This is the fourth in a series of five articles regarding my thoughts and lessons about the 2008 stock market correction.
Firstly I confess. I drive a Toyota Sequoia SUV. I was hit head on at a stop sign by a waste disposal truck a few years ago while driving my son and the damage stopped before my windshield. I have a family and I feel safe in my vehicle following this accident. Now that I have attempted to justify $100 to fill my gas tank I will move on to the point of today’s topic; Prices always gravitate toward the norm.
When I bought my SUV gasoline prices were such that a full tank was around $35. I then watched with horror as gasoline prices went over $2 a gallon.
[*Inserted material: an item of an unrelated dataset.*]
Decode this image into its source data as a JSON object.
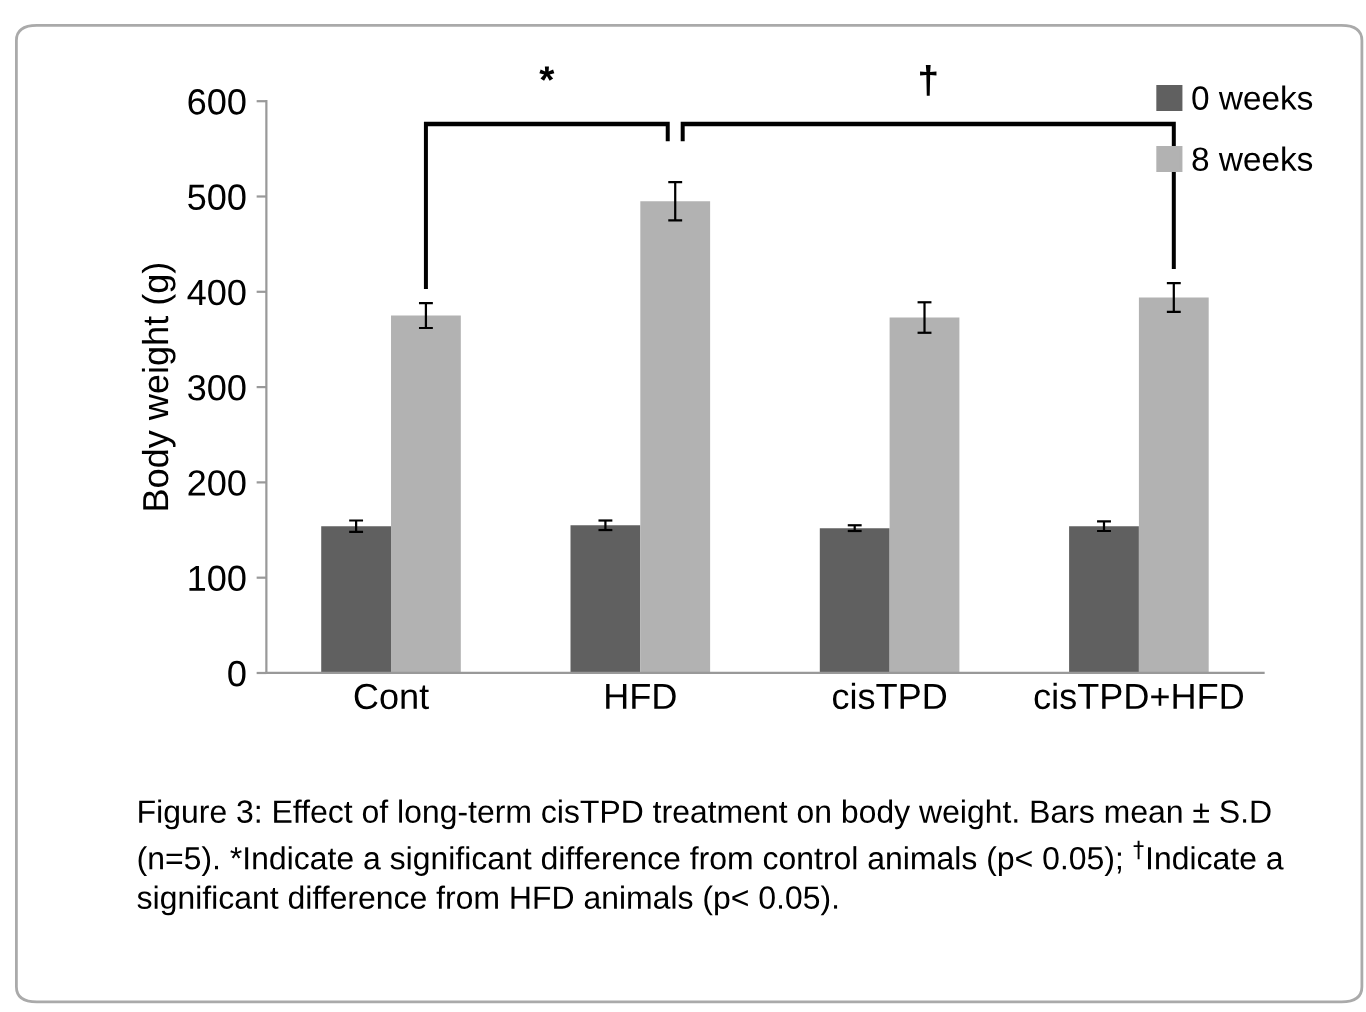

Then they gradually went over $4 a gallon when oil was near $150 a barrel over the summer! The total cost to fill my SUV reached $95! I considered selling my car but the SUV market was terrible. Even with my cars I always consider “Buy low Sell high”. I kept reminding myself that prices always gravitate toward the norm. “Just wait” I told myself. I was relieved to fill my car last week for under $50 with gasoline prices now under $2 per gallon in the area and crude oil back to around $60 a barrel.
Many believe that oil prices will rise again. It does make sense that over the long term oil prices will continue to increase due to limited supply and the growing population. Prices tend to gravitate toward the recent historical norm however after such rapid and extreme upward movements. In general this is true with all asset classes. As investors it is wise to remember this.